Siamo in via Piave, il tratto di Statale 16 a sud dell’incrocio con la Salaria. Tra l’altro la fermata è troppo a ridosso dell’intersezione con la strada che porta alla scuola Cappella, uno snodo sempre intasato. Gli autisti che sostano sulla pista ciclabile o sulla corsia dei pedoni rischiano il ritiro del libretto di circolazione e la decurtazione di punti sulla patente.

 

«In verità – ancora Romano – gli autobus che arrivano da sud incontrano difficoltà ad entrare nella stazione di servizio, perché bisogna attraversare la trafficata Statale 16. Ma può succedere che una volta entrati nel parcheggio incontrino ulteriori difficoltà perché ci sono automobili in sosta che sbarrano il percorso.

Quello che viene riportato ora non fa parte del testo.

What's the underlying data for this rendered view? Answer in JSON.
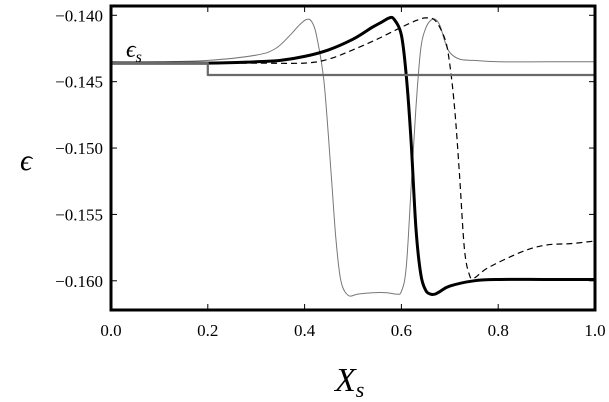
{
  "chart_data": {
    "type": "line",
    "xlabel": "X",
    "xlabel_sub": "s",
    "ylabel": "ϵ",
    "annotation": {
      "text": "ϵ",
      "sub": "s"
    },
    "xlim": [
      0.0,
      1.0
    ],
    "ylim": [
      -0.1622,
      -0.1393
    ],
    "x_ticks": [
      0.0,
      0.2,
      0.4,
      0.6,
      0.8,
      1.0
    ],
    "x_tick_labels": [
      "0.0",
      "0.2",
      "0.4",
      "0.6",
      "0.8",
      "1.0"
    ],
    "y_ticks": [
      -0.14,
      -0.145,
      -0.15,
      -0.155,
      -0.16
    ],
    "y_tick_labels": [
      "−0.140",
      "−0.145",
      "−0.150",
      "−0.155",
      "−0.160"
    ],
    "grid": false,
    "series": [
      {
        "style": "thin",
        "color": "#777777",
        "x": [
          0.0,
          0.1,
          0.2,
          0.3,
          0.34,
          0.37,
          0.39,
          0.405,
          0.415,
          0.425,
          0.44,
          0.455,
          0.465,
          0.475,
          0.49,
          0.51,
          0.54,
          0.57,
          0.59,
          0.6,
          0.61,
          0.62,
          0.63,
          0.64,
          0.65,
          0.66,
          0.67,
          0.68,
          0.69,
          0.7,
          0.72,
          0.75,
          0.8,
          0.9,
          1.0
        ],
        "y": [
          -0.1435,
          -0.1435,
          -0.1434,
          -0.143,
          -0.1425,
          -0.1415,
          -0.1407,
          -0.1403,
          -0.1405,
          -0.1416,
          -0.145,
          -0.152,
          -0.157,
          -0.16,
          -0.1611,
          -0.161,
          -0.1609,
          -0.1609,
          -0.161,
          -0.1608,
          -0.159,
          -0.153,
          -0.147,
          -0.1425,
          -0.141,
          -0.1404,
          -0.1403,
          -0.1408,
          -0.142,
          -0.1428,
          -0.1433,
          -0.1434,
          -0.1435,
          -0.1435,
          -0.1435
        ]
      },
      {
        "style": "dashed",
        "color": "#000000",
        "x": [
          0.0,
          0.2,
          0.3,
          0.4,
          0.45,
          0.5,
          0.55,
          0.6,
          0.63,
          0.65,
          0.67,
          0.69,
          0.7,
          0.71,
          0.72,
          0.73,
          0.74,
          0.75,
          0.78,
          0.85,
          0.9,
          0.95,
          1.0
        ],
        "y": [
          -0.1436,
          -0.1436,
          -0.1436,
          -0.1436,
          -0.1433,
          -0.1426,
          -0.1418,
          -0.1409,
          -0.1404,
          -0.1402,
          -0.1404,
          -0.1418,
          -0.1437,
          -0.147,
          -0.152,
          -0.1575,
          -0.1595,
          -0.1598,
          -0.159,
          -0.1578,
          -0.1573,
          -0.1572,
          -0.157
        ]
      },
      {
        "style": "thick",
        "color": "#000000",
        "x": [
          0.0,
          0.2,
          0.3,
          0.35,
          0.4,
          0.45,
          0.5,
          0.54,
          0.56,
          0.575,
          0.585,
          0.6,
          0.61,
          0.62,
          0.63,
          0.64,
          0.65,
          0.66,
          0.67,
          0.68,
          0.7,
          0.75,
          0.8,
          0.9,
          1.0
        ],
        "y": [
          -0.1436,
          -0.1436,
          -0.1435,
          -0.1434,
          -0.1431,
          -0.1426,
          -0.1418,
          -0.1409,
          -0.1405,
          -0.1402,
          -0.1403,
          -0.1415,
          -0.1445,
          -0.1495,
          -0.156,
          -0.1595,
          -0.1607,
          -0.161,
          -0.161,
          -0.1608,
          -0.1604,
          -0.16,
          -0.1599,
          -0.1599,
          -0.1599
        ]
      },
      {
        "style": "step",
        "color": "#6a6a6a",
        "x": [
          0.0,
          0.2,
          0.2,
          1.0
        ],
        "y": [
          -0.1436,
          -0.1436,
          -0.1445,
          -0.1445
        ]
      }
    ]
  }
}
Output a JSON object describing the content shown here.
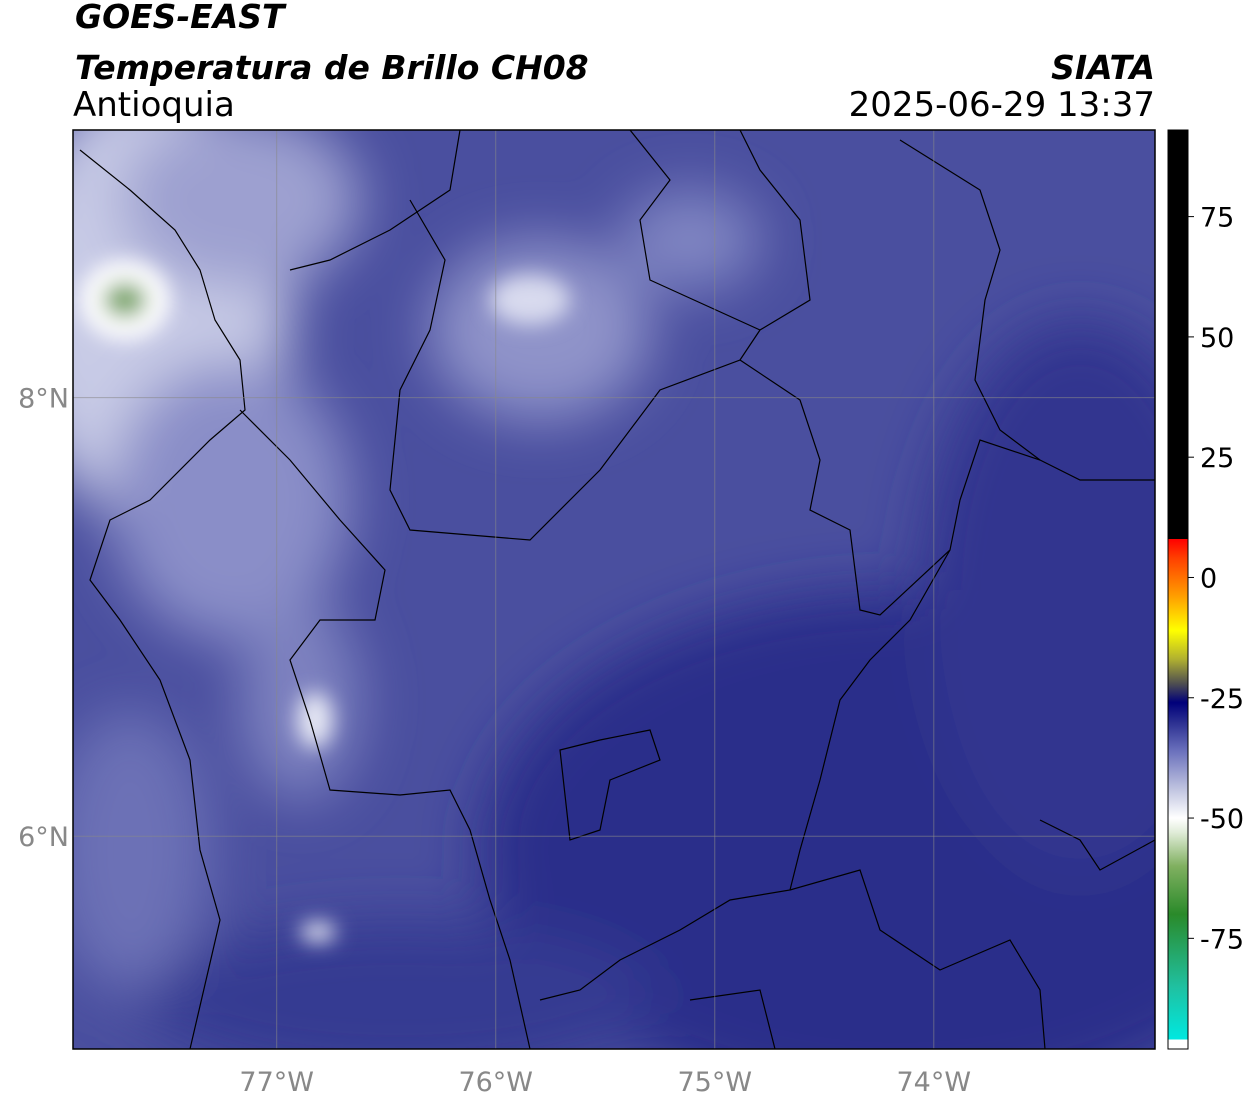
{
  "header": {
    "title": "GOES-EAST",
    "subtitle": "Temperatura de Brillo CH08",
    "source": "SIATA",
    "region": "Antioquia",
    "datetime": "2025-06-29 13:37"
  },
  "map": {
    "xlim": [
      -77.93,
      -72.99
    ],
    "ylim": [
      5.03,
      9.22
    ],
    "xticks": [
      {
        "value": -77,
        "label": "77°W"
      },
      {
        "value": -76,
        "label": "76°W"
      },
      {
        "value": -75,
        "label": "75°W"
      },
      {
        "value": -74,
        "label": "74°W"
      }
    ],
    "yticks": [
      {
        "value": 8,
        "label": "8°N"
      },
      {
        "value": 6,
        "label": "6°N"
      }
    ],
    "grid": true
  },
  "colorbar": {
    "lim": [
      -98,
      93
    ],
    "ticks": [
      75,
      50,
      25,
      0,
      -25,
      -50,
      -75
    ],
    "stops": [
      {
        "value": -98,
        "color": "#ffffff"
      },
      {
        "value": -96,
        "color": "#ffffff"
      },
      {
        "value": -96,
        "color": "#00e8e0"
      },
      {
        "value": -85,
        "color": "#20c0a0"
      },
      {
        "value": -70,
        "color": "#2a8a2a"
      },
      {
        "value": -60,
        "color": "#80b060"
      },
      {
        "value": -53,
        "color": "#e0ecd8"
      },
      {
        "value": -50,
        "color": "#ffffff"
      },
      {
        "value": -44,
        "color": "#c0c4e0"
      },
      {
        "value": -36,
        "color": "#6a70bc"
      },
      {
        "value": -30,
        "color": "#2a2e90"
      },
      {
        "value": -26,
        "color": "#00007a"
      },
      {
        "value": -22,
        "color": "#505050"
      },
      {
        "value": -17,
        "color": "#b0b030"
      },
      {
        "value": -11,
        "color": "#ffff00"
      },
      {
        "value": -4,
        "color": "#ffa000"
      },
      {
        "value": 4,
        "color": "#ff4000"
      },
      {
        "value": 8,
        "color": "#ff0000"
      },
      {
        "value": 8,
        "color": "#000000"
      },
      {
        "value": 93,
        "color": "#000000"
      }
    ]
  }
}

Devo dire che il problema è stato segnalato al gestore del distributore e la situazione  è migliorata ultimamente, seppure permangano criticità».

 

 

Fino a qualche anno fa la fermata degli autobus era dislocata nei pressi della pasticceria Adriatica, ma l’amministrazione dell’epoca la fece spostare al distributore Ip. Come si ricorderà il commerciante e oggi consigliere comunale Pasqualino Marzonetti si impegnò per evitare l’attuale postazione. E presentò  proposte alternative. Fece anche un esposto in Procura, senza risultato.

 

Se dove stava prima non andava bene, dov’è ora non va meglio. Forse è il caso che l’amministrazione comunale si interessi della problematica e sposti la fermata degli autobus in una location più idonea.